Dans sa décision du 2 octobre 2020[14], le Conseil était saisi de la constitutionnalité d’une disposition législative au motif que, prise en elle-même, elle ne prévoyait pas de recours permettant à un détenu d’obtenir qu’il soit mis fin aux atteintes à sa dignité résultant des conditions de sa détention provisoire. Or, s’appuyant sur la jurisprudence de la Cour de cassation qui avait, pour rendre ces dispositions compatibles avec la Convention européenne de sauvegarde des droits de l’homme et des libertés fondamentales, créé une voie de recours prétorienne, le Premier ministre soutenait que cette disposition législative, telle qu’interprétée à l’aune de la Convention, était conforme à la Constitution.

Le Conseil constitutionnel a écarté une telle argumentation en estimant que la nature et le caractère prioritaire de la QPC, qui traduit la hiérarchie des normes dans l’ordre juridique interne, faisaient obstacle à ce qu’il soit tenu compte, à l’occasion d’une QPC, de l’interprétation de la disposition législative en cause qu’imposerait sa compatibilité avec les engagements internationaux de la France.

Le Conseil constitutionnel a alors jugé que le juge appelé à se prononcer sur le caractère sérieux d’une question prioritaire de constitutionnalité ne peut, pour réfuter ce caractère sérieux, se fonder sur l’interprétation de la disposition législative contestée qu’impose sa conformité aux engagements internationaux de la France, que cette interprétation soit formée simultanément à la décision qu’il rend ou l’ait été auparavant.

Le Conseil constitutionnel a tiré les mêmes conséquences à l’égard de son propre office en précisant qu’il ne lui appartient pas non plus, saisi d’une telle question prioritaire de constitutionnalité, de tenir compte de cette interprétation pour conclure à la conformité aux droits et libertés que la Constitution garantit.

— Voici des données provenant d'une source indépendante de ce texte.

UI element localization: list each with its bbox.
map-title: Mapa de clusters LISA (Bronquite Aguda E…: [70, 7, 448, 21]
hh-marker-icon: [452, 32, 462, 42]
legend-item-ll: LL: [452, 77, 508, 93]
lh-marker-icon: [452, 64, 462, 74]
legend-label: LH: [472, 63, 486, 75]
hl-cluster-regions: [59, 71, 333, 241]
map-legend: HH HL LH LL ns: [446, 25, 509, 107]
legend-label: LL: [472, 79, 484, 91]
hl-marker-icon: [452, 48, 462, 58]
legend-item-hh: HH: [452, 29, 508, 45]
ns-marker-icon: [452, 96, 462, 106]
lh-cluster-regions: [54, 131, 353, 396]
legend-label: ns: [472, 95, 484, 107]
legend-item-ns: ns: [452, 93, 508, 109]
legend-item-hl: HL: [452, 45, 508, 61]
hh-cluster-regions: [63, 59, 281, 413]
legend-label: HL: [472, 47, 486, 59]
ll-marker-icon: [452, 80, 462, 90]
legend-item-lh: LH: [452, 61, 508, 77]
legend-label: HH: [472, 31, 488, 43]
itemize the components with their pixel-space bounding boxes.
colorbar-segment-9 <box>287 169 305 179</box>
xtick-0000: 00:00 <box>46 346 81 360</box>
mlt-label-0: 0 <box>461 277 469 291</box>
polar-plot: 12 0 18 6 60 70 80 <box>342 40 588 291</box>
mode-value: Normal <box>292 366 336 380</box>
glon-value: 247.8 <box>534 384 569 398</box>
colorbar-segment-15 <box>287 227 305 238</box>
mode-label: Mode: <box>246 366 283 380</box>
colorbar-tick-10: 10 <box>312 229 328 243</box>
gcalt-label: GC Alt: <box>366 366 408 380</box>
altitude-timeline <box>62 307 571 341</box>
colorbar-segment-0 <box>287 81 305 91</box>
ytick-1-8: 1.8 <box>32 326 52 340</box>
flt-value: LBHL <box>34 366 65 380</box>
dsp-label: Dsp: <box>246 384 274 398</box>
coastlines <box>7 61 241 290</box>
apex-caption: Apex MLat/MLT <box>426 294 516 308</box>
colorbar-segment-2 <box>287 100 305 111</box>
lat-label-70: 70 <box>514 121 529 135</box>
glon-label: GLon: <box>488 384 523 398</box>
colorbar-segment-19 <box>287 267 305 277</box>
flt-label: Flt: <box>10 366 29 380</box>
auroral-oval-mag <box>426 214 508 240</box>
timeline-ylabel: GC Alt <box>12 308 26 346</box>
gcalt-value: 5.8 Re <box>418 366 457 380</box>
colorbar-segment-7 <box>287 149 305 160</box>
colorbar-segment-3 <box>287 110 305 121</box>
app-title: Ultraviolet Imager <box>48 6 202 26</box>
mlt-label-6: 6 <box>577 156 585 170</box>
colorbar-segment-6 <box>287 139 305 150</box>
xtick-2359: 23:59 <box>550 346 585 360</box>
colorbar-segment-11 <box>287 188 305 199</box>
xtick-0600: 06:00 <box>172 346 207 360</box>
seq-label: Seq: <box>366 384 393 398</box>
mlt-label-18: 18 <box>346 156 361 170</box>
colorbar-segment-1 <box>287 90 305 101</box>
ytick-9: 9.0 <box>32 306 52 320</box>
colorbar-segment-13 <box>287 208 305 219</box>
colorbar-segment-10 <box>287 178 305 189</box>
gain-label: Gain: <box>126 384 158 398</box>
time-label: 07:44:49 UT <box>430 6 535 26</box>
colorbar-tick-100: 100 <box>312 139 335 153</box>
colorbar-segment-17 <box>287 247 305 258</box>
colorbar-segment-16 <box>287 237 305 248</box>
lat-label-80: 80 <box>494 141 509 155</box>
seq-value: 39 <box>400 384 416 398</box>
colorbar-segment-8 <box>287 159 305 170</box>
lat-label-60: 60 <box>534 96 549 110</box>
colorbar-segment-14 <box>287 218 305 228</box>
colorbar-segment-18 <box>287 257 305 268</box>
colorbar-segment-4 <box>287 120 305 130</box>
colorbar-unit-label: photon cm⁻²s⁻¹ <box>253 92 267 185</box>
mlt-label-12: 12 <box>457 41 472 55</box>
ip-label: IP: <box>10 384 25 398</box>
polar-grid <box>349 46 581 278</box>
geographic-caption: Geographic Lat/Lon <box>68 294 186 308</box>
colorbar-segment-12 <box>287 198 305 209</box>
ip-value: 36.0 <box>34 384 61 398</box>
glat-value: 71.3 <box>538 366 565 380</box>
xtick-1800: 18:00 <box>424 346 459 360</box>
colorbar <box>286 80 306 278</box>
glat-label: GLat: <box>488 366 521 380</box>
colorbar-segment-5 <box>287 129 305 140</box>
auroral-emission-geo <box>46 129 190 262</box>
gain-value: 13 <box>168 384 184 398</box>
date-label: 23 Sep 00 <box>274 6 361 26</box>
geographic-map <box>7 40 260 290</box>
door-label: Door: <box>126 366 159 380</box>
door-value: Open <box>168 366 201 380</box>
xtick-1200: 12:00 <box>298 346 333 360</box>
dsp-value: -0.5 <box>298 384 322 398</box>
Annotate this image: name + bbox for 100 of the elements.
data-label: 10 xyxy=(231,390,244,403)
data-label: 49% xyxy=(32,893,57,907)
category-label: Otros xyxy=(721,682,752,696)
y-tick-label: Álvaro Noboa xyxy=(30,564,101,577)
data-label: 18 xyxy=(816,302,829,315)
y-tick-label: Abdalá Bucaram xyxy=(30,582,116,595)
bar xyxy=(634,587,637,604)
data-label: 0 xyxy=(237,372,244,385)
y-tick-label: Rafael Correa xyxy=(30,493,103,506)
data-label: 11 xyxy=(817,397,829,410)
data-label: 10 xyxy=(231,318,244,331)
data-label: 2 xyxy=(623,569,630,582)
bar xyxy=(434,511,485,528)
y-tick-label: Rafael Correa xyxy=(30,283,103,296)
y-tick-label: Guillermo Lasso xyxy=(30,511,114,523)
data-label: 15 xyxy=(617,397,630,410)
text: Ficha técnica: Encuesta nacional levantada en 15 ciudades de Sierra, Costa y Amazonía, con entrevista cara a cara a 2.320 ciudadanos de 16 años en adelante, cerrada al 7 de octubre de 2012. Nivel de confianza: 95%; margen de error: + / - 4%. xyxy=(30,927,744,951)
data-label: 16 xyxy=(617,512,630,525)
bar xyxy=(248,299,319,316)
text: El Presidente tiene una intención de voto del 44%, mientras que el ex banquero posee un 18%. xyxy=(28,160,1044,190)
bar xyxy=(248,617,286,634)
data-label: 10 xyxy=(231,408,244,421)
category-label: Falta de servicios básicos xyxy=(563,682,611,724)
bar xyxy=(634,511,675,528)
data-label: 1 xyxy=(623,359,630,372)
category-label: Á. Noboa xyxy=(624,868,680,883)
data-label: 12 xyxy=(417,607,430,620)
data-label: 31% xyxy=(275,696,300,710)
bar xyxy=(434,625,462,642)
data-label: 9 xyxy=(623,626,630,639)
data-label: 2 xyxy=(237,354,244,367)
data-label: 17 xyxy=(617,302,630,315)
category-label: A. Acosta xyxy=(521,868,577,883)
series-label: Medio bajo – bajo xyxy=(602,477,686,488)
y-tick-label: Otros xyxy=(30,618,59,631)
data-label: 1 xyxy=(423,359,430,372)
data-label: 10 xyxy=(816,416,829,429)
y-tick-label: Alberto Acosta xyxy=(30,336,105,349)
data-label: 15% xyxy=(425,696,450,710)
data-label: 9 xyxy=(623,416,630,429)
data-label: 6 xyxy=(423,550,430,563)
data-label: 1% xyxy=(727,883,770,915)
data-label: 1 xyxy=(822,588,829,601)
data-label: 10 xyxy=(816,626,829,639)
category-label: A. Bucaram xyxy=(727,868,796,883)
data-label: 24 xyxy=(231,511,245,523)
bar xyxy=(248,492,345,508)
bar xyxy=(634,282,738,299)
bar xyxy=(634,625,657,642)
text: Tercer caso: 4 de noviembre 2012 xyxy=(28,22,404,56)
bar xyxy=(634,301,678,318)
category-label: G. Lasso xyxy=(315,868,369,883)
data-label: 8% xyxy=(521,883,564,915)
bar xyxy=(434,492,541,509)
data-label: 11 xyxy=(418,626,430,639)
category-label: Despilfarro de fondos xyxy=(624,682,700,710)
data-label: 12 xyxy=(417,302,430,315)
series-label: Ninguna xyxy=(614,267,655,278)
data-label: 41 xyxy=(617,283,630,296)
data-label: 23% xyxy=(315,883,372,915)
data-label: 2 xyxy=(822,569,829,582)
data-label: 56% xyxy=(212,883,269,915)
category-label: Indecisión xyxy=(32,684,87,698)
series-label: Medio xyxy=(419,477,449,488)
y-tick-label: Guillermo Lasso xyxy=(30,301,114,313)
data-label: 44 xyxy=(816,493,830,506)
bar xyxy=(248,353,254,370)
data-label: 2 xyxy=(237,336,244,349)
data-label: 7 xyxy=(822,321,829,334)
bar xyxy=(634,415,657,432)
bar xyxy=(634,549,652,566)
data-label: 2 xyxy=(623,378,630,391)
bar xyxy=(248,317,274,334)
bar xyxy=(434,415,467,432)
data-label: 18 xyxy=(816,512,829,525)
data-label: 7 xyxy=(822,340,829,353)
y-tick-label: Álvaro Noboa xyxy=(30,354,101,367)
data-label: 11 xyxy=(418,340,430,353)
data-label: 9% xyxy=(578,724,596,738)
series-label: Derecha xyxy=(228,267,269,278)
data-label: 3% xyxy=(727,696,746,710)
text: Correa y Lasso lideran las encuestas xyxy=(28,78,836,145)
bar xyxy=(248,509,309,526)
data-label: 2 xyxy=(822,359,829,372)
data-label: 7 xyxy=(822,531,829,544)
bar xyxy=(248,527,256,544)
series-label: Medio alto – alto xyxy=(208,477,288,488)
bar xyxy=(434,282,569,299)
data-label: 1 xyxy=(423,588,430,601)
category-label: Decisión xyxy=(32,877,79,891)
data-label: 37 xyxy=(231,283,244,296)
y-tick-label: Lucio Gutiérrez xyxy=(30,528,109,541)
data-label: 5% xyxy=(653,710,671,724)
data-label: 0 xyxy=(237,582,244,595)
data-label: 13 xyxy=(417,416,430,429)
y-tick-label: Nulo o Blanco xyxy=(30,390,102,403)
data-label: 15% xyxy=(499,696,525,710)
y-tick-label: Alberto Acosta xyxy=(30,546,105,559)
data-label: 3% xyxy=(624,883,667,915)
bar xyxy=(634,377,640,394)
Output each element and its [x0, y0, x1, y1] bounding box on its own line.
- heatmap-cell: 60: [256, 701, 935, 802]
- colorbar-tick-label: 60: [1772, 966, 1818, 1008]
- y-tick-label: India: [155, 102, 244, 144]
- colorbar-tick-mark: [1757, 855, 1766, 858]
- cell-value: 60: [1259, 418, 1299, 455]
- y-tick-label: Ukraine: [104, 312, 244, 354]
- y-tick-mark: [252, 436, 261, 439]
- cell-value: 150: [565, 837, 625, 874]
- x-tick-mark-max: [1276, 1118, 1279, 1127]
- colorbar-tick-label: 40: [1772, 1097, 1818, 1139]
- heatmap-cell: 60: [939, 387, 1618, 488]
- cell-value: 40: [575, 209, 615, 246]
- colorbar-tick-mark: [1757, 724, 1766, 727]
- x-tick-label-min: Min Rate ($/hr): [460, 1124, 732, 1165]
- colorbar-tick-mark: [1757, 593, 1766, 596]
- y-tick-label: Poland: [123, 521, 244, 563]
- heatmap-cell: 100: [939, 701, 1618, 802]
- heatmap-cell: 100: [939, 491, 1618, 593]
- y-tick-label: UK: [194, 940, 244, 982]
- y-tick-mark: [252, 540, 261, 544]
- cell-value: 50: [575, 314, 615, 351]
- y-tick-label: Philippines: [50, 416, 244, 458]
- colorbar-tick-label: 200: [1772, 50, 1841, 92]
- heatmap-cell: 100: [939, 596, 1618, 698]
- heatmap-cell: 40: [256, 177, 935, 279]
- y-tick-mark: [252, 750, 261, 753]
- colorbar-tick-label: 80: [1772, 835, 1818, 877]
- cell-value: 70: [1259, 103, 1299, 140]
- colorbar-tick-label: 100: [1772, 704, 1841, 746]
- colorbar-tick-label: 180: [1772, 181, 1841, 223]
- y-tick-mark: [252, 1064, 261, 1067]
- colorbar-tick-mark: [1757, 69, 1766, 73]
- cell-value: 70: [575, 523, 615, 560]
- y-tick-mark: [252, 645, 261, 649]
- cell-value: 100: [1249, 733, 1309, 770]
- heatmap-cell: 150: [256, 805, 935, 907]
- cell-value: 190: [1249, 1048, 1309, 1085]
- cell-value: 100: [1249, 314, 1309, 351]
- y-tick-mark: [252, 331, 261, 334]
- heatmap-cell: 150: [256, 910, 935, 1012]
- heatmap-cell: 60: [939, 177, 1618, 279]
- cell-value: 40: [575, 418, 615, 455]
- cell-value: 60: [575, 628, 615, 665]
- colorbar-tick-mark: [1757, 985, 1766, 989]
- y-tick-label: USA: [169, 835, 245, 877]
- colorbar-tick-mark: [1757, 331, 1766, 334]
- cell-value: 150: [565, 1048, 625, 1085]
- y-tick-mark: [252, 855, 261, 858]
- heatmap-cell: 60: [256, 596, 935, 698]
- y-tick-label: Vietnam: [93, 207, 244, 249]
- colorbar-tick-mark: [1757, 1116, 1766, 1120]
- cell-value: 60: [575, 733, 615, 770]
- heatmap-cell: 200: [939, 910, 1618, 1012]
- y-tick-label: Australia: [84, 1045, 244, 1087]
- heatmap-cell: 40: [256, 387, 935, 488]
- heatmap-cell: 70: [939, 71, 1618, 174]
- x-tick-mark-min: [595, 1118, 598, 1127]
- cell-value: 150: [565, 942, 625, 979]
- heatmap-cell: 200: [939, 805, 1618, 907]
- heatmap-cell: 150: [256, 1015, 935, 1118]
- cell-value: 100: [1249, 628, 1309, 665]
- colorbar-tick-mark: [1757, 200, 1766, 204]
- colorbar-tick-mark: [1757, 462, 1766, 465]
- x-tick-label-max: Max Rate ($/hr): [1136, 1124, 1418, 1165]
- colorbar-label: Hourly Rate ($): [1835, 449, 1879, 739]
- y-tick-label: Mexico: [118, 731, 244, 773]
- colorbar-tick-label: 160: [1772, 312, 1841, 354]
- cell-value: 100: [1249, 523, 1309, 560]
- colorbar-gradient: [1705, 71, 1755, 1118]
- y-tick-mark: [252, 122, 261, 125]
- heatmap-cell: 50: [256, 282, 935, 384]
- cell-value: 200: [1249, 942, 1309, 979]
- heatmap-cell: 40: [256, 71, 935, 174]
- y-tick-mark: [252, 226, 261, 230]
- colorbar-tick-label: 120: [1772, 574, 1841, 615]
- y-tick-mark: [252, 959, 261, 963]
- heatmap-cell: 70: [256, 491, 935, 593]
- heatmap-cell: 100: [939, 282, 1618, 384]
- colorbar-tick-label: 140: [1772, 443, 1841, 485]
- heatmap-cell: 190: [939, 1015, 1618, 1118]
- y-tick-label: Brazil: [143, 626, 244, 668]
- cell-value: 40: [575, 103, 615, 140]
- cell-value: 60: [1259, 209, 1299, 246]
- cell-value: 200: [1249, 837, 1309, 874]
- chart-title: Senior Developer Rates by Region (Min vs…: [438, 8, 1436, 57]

En revanche, le Conseil constitutionnel admet évidemment de tenir compte de l’interprétation à l’aune de textes internationaux dans le cas où l’inconstitutionnalité alléguée procède de cette interprétation. Ce cas peut être illustré par le contentieux des discriminations à rebours par lequel, en raison de l’exigence européenne de libre circulation des capitaux et des travailleurs, la portée d’une disposition législative fiscale d’application générale se trouve restreinte, par l’interprétation du juge national, conforme aux décisions du juge européen, aux situations non communautaires. Une telle interprétation peut conduire à créer des différences de traitement dont la constitutionnalité doit pouvoir être contestée[15].

2) Le Conseil constitutionnel peut être conduit à déterminer la version de la disposition législative qui lui est renvoyée et à délimiter au sein de cette disposition le champ de la question posée

a) Le Conseil constitutionnel détermine la version des dispositions renvoyées au niveau de l’article de la loi ou du code

La question de la conformité aux droits et libertés que la Constitution garantit d’une disposition législative implique la plupart du temps de la situer dans son contexte juridique, tel qu’il résulte du droit en vigueur à la date du litige à l’origine de la QPC, puisque ce contexte est susceptible d’affecter la constitutionnalité de la disposition, par exemple en ajoutant ou en supprimant des garanties, en modifiant la portée du dispositif en cause ou bien en instaurant une différence de traitement.

Ce contexte juridique étant bien souvent amené à évoluer, il appartient aux juridictions de renvoi de déterminer la version des dispositions législatives qui sont renvoyées au Conseil constitutionnel, c’est-à-dire de préciser, au regard des faits applicables au litige, la loi dont résulte ou est issue la disposition législative.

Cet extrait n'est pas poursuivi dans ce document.